Remember: safety first. Avoid activities with a high risk of falling or injury such as water skiing, downhill snow skiing, horseback riding and any type of contact sports. Scuba diving is NOT safe during pregnancy due to water pressure changes and risk of decompression sickness. Avoid rides at amusement parks that create sudden jerking movements or warn that you should not ride if pregnant.

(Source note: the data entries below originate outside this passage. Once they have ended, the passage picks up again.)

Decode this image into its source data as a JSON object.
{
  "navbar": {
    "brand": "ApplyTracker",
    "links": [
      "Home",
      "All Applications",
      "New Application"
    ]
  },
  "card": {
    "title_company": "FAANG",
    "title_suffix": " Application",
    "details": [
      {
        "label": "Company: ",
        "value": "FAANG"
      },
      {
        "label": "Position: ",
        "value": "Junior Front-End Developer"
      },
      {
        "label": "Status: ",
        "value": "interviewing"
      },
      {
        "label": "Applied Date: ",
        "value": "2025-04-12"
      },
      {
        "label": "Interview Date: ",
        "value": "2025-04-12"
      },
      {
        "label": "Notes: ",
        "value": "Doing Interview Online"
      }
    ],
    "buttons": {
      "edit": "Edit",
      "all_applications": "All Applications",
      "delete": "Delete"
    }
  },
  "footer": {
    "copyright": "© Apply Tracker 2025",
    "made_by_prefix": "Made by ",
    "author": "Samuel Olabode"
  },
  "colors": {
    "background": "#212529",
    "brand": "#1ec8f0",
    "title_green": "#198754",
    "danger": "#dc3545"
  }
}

Can I “tan” while I’m pregnant?
You need to use extra precautions because of increased sun sensitivity. When you are pregnant, you are more prone to sunburn, sun spots, and sun exposure can make the “pregnancy mask” worse - which is the darkening of the skin around the eyes, nose and mouth. Use sunscreen and drink plenty of water outside.
Avoid artificial tanning beds during your pregnancy.
Can I paint while I'm pregnant?
Painting with latex paint is considered safe during pregnancy.
Make sure you have proper ventilation in the room(s) that you are painting.
Do not climb on ladders while pregnant due to changes in balance and your increased risk for falling.
Is it safe to get dental work done?
Yes. Dental work, including routine cleanings and cavity fillings, is safe during pregnancy. Tell your dentist that you are pregnant.
If you need X-rays, double lead shielding of your abdomen is required. If you need a dental filling or a more extensive procedure, local anesthesia without epinephrine is recommended. Most antibiotics used for dental care are in the penicillin family and are safe for use during pregnancy.